WASHINGTON, D.C.—Just over a year since oil began gushing into the Gulf of Mexico from BP's blown Macondo well, there is now a plan for distributing the biggest pot of money available to fund research on its impacts. This morning, the 20-strong Gulf of Mexico Research Initiative (GRI) Research Board, which oversees the $500 million fund set up by BP for independent scientific research on the spill, released its first request for proposals.

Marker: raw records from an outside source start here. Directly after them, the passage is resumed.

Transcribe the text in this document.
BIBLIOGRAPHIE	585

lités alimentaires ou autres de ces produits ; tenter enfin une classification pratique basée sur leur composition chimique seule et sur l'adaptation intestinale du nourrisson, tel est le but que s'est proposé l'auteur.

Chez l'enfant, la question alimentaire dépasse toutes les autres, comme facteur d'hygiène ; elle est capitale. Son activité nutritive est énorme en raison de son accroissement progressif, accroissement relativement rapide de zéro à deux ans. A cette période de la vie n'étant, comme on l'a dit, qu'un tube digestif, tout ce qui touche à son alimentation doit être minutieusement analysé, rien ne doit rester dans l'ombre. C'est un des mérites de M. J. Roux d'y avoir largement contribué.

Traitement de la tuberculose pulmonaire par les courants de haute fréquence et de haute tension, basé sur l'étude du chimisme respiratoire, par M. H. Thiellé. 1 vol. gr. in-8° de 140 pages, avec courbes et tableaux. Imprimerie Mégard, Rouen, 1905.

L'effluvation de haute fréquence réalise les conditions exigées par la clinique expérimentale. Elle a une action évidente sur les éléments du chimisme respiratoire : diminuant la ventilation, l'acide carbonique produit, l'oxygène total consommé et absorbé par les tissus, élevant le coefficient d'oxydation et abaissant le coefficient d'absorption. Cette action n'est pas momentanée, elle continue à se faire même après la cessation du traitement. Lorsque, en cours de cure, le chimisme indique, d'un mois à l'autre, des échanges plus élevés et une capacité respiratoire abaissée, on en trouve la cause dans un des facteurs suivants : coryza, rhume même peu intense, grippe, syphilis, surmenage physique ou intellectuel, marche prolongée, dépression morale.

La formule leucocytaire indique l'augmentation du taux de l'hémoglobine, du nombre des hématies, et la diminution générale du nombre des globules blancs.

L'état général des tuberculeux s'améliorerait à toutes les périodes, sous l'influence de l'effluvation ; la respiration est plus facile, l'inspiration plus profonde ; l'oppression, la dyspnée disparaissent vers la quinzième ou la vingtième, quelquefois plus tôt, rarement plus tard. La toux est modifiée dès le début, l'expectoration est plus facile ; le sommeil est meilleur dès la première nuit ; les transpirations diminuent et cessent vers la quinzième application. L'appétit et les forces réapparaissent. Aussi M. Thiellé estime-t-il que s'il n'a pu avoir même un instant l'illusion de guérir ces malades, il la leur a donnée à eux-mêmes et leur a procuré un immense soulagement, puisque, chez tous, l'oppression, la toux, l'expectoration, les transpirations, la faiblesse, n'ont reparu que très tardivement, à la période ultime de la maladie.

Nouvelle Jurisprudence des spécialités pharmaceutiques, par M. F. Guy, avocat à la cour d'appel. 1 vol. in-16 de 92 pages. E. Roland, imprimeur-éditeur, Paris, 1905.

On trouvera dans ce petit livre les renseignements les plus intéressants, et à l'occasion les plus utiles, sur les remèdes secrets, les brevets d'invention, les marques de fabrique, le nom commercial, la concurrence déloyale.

Scientists have been waiting for the document ever since an initial $50 million was distributed hastily, beginning in June 2010, to four gulf state consortia and the National Institutes of Health. BP set up the fund, known as the GRI, to provide $50 million a year over 10 years to study five themes related to oil spills: oil dispersion, degradation, environmental impacts and restoration, technologies for cleanup and mitigation, and health effects.
Known as RFP I, the funding call is intended for large collaborations between multiple institutions. Grants will range from $1 million to $7.5 million, with a total of about $37.5 million available to fund four to eight 3-year grants, said Research Board Chair Rita Colwell, an environmental microbiologist at the University of Maryland, College Park, at a press conference here this morning. The proposals will be considered via the same peer-review process used by the National Science Foundation (NSF), where Colwell served as director, with the Research Board making the final choices. Colwell said the Research Board is drafting a second RFP to award smaller grants, between $100,000 and $1 million and totaling $7.5 million, for individual researchers and small collaborations. (According to a Master Research Agreement between BP and the Gulf of Mexico Alliance (GMA)—an alliance of the governments of the five states surrounding the gulf—dated 14 March, the yearly $50 million will also cover the GRI's administrative costs.)
Language in the request for proposals strongly suggests that institutions in the gulf states—Texas, Louisiana, Mississippi, Alabama, and Florida—will be taking the lead on GRI-funded research. ("In general the Research Consortia shall consist of Research Institutions in the Gulf Coast States," begins one paragraph.) In fact, many thought that a White House edict issued in June directing BP to work with GMA state governors on the GRI was meant to keep the money within the gulf. But when asked, Colwell said that collaborations don't necessarily have to have a gulf state university on board to be considered. "It's anticipated that the gulf institutions will lead," said Colwell, but grants "will not be restricted" to collaborations that include gulf institutions.